Researchers at the University of California, San Diego School of Medicine have identified a key piece in the complex molecular puzzle underlying heart failure - a serious and sometimes life-threatening disorder affecting more than five million Americans.
In a study published in the March 5 online issue of Cell Reports, Xiang-Dong Fu, PhD, and colleagues explored the heart's progression from initial weakening to heart failure, and found that a protein, known as RBFox2, plays a critical role in this process.
Contrary to its name, heart failure does not mean the heart completely stops working, but rather that the heart muscle becomes weakened to the point that it can no longer pump enough blood for the body's needs. Coronary artery disease, high blood pressure, and heart defects are among various factors that can lead to heart failure, which has no cure and is currently treated with medications, lifestyle changes, oxygen, and cardiac devices. In some cases, a heart transplant is required.
Fu and his team studied the cellular changes that occur during the weakened heart muscle's transition from working harder to maintain proper blood flow, known as the compensatory stage, to failing to sustain adequate blood supplies, known as decompensation. "Numerous signaling molecules have been shown to be part of the compensatory program, but relatively little was known about the transition to decompensation that leads to heart failure," Fu says.

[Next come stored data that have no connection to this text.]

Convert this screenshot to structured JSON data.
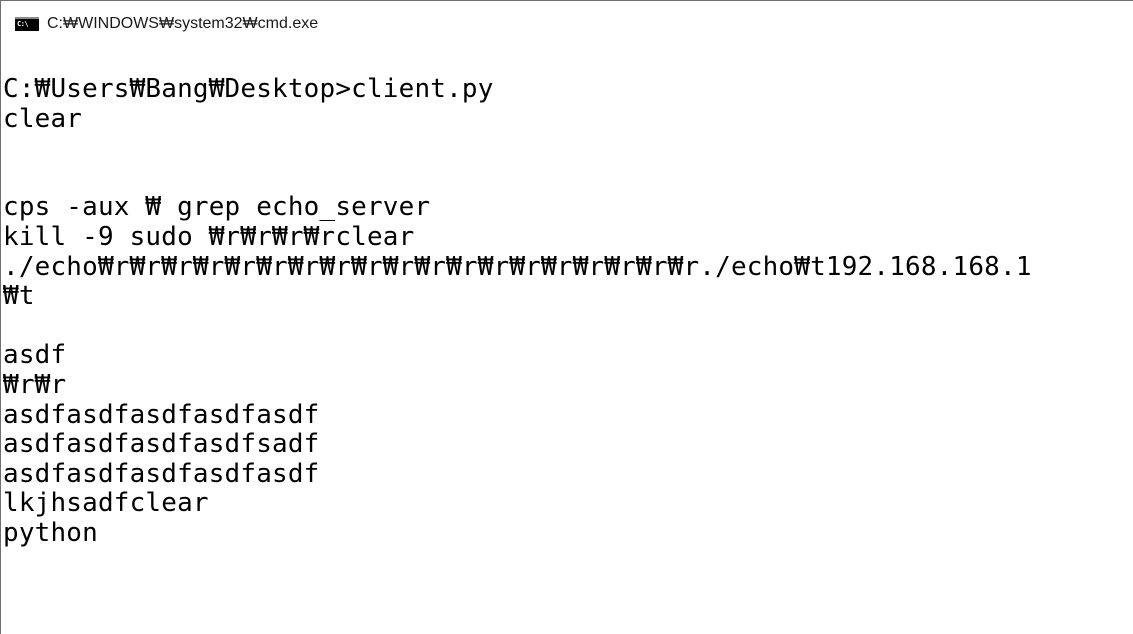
{
  "window": {
    "title": "C:\\WINDOWS\\system32\\cmd.exe",
    "icon": "cmd-icon",
    "icon_label": "C:\\"
  },
  "console": {
    "lines": [
      "",
      "C:\\Users\\Bang\\Desktop>client.py",
      "clear",
      "",
      "",
      "cps -aux \\ grep echo_server",
      "kill -9 sudo \\r\\r\\r\\rclear",
      "./echo\\r\\r\\r\\r\\r\\r\\r\\r\\r\\r\\r\\r\\r\\r\\r\\r\\r\\r\\r./echo\\t192.168.168.1",
      "\\t",
      "",
      "asdf",
      "\\r\\r",
      "asdfasdfasdfasdfasdf",
      "asdfasdfasdfasdfsadf",
      "asdfasdfasdfasdfasdf",
      "lkjhsadfclear",
      "python"
    ]
  }
}
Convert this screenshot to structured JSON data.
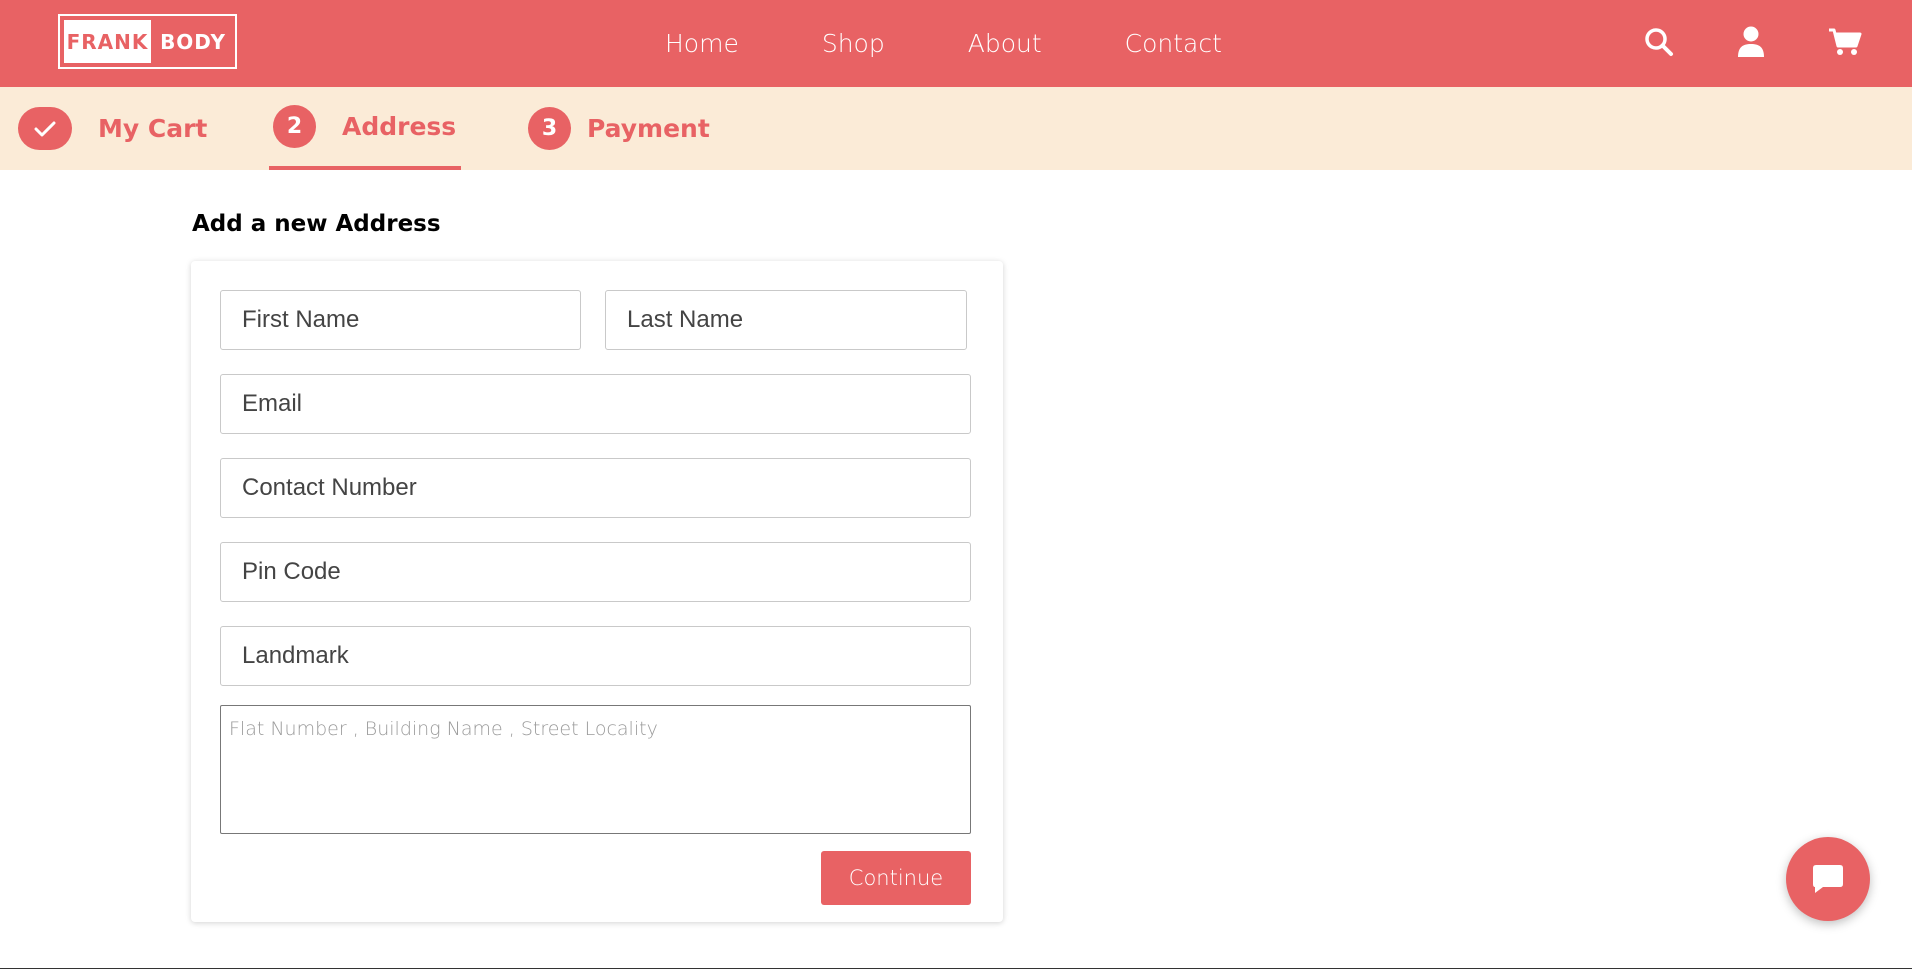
{
  "brand": {
    "logo_left": "FRANK",
    "logo_right": "BODY",
    "accent_color": "#e86264",
    "steps_bg_color": "#fbebd7"
  },
  "nav": {
    "links": [
      "Home",
      "Shop",
      "About",
      "Contact"
    ]
  },
  "header_icons": [
    "search-icon",
    "user-icon",
    "cart-icon"
  ],
  "steps": [
    {
      "marker": "✓",
      "label": "My Cart",
      "state": "completed"
    },
    {
      "marker": "2",
      "label": "Address",
      "state": "active"
    },
    {
      "marker": "3",
      "label": "Payment",
      "state": "pending"
    }
  ],
  "form": {
    "title": "Add a new Address",
    "first_name_placeholder": "First Name",
    "last_name_placeholder": "Last Name",
    "email_placeholder": "Email",
    "contact_placeholder": "Contact Number",
    "pincode_placeholder": "Pin Code",
    "landmark_placeholder": "Landmark",
    "address_placeholder": "Flat Number , Building Name , Street Locality",
    "continue_label": "Continue"
  },
  "chat": {
    "icon": "chat-bubble-icon"
  }
}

"We've learned that the RBFox2 protein is very important in keeping the heart muscle strong," he says. "Our research shows its diminished expression coincides with the weakening of the heart muscle. This strongly suggests a causal role for this protein in heart failure. By understanding these mechanisms, we may be able to find a way to prevent the decreased expression of RBFox2, which may help in preventing heart failure."